Quel pourrait être alors le motif de ce licenciement ? « La piste est de licencier Raymond Domenech pour faute grave et de prendre le risque de porter l’affaire devant les Prud’hommes », répond Guy Chambily. Un licenciement de ce genre arrangerait bien la Fédération, puisque cette procédure ne lui coûterait pas un sou. La « faute grave » pourrait avoir été commise par Raymond Domenech au moment de lire la lettre des Bleus expliquant leur refus de s’entraîner. « Il y a un souci. Raymond Domenech est le premier salarié de la Fédération. Comment peut-on sciemment égratigner son entreprise ? » s’interroge Christian Teinturier, toujours sur le site du Monde. Plus globalement, Guy Chambily reproche à Domenech « sa persistance à donner une mauvaise image de la Fédération (…) M. Domenech a joué à l’autocrate. »
Une procédure que la Fédération pourrait payer cher
Damien Dusquet, avocat et spécialiste du droit du travail prend le contre-pied de la Fédération.

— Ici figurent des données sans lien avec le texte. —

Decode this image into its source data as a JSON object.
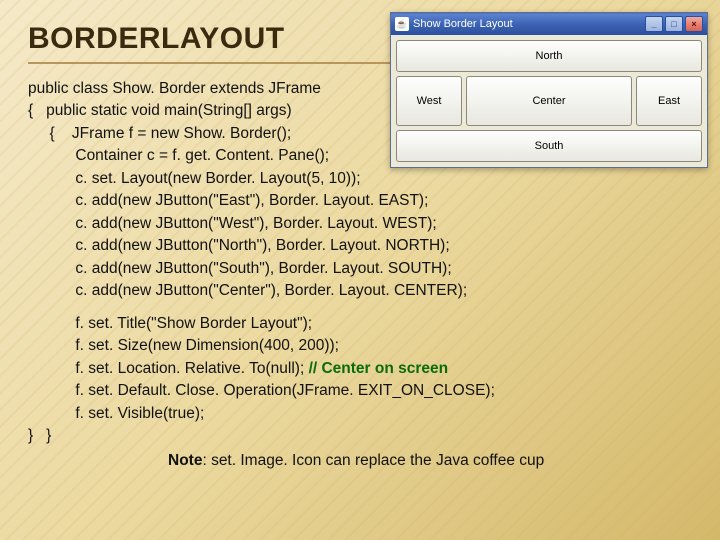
{
  "title": "BORDERLAYOUT",
  "code_block1": "public class Show. Border extends JFrame\n{   public static void main(String[] args)\n     {    JFrame f = new Show. Border();\n           Container c = f. get. Content. Pane();\n           c. set. Layout(new Border. Layout(5, 10));\n           c. add(new JButton(\"East\"), Border. Layout. EAST);\n           c. add(new JButton(\"West\"), Border. Layout. WEST);\n           c. add(new JButton(\"North\"), Border. Layout. NORTH);\n           c. add(new JButton(\"South\"), Border. Layout. SOUTH);\n           c. add(new JButton(\"Center\"), Border. Layout. CENTER);",
  "code_block2_pre": "           f. set. Title(\"Show Border Layout\");\n           f. set. Size(new Dimension(400, 200));\n           f. set. Location. Relative. To(null); ",
  "code_comment": "// Center on screen",
  "code_block2_post": "\n           f. set. Default. Close. Operation(JFrame. EXIT_ON_CLOSE);\n           f. set. Visible(true);\n}   }",
  "note_prefix": "Note",
  "note_text": ": set. Image. Icon can replace the Java coffee cup",
  "window": {
    "title": "Show Border Layout",
    "icon_glyph": "☕",
    "btn_min": "_",
    "btn_max": "□",
    "btn_close": "×",
    "north": "North",
    "south": "South",
    "east": "East",
    "west": "West",
    "center": "Center"
  }
}
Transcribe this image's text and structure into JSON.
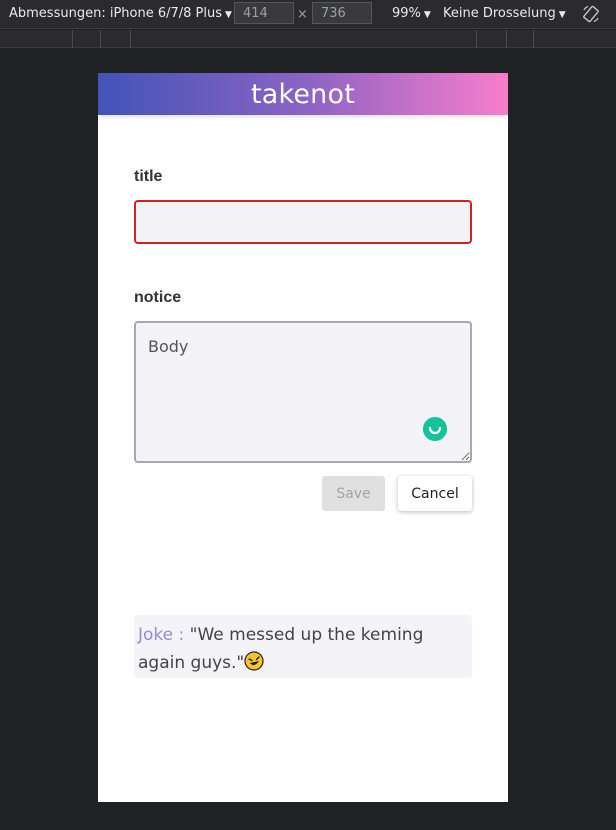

Selon lui, le Tribunal des Prud’hommes pourrait très bien invalider l’idée d’un licenciement de ce genre dans la mesure où la 3F prend ici pour prétexte une faute commise pendant le CDD (pendant que Domenech était sélectionneur national) pour justifier la rupture d’un CDI. Or la logique voudrait que le CDI de Domenech soit rompu pour un écart réalisé sous ce régime. Le problème, c’est que dans le cadre de ce contrat à la DTN, Domenech n’a rien à se reprocher.
Si le Tribunal des Prud’hommes décidait de qualifier l’éventuel licenciement de Raymond Domenech d’ »injustifié », la Fédération serait contrainte de le licencier moyennant finances. Ainsi va le Code du Travail. Domenech pourrait réclamer des dommages et intérêts au titre de rupture de CDI injustifiée. La valeur des ces dommages et intérêts correspond au minimum à six mois de salaire brut pour deux ans d’ancienneté, mais cela peut augmenter en fonction cette dernière.
Un licenciement à 1,7 million d’euros ?
Sachant que Domenech est salariée de la FFF depuis 1993, il serait en droit de demander l’équivalent de deux ans de salaire, soit 1,5 million d’euros (24 mois multiplié par son salaire mensuel des douze derniers mois, 45 000 euros). Domenech serait aussi en situation de réclamer des indemnités de préavis, puisqu’il pourrait être licencié rapidement. Ces indemnités compensatrices fixées à trois mois de salaire lui rapporteraient pas moins de 150 000 euros. Enfin, le sélectionneur pourrait demander des indemnités de licenciement. Le montant de ces dernières est calculé sur la base d’un cinquième d’un mois de salaire multiplié par le nombre d’années d’ancienneté. Raymond Domenech pourrait donc récupérer environ 90 000 euros.
Au total, le licenciement de Raymond Domenech pourrait coûter près d’1,7 million d’euros à la Fédération (à condition donc que l’affaire soit portée devant les Prud’hommes et que la décision de justice leurs soit défavorable). Reste à attendre la décision du conseil fédéral, le 23 juillet.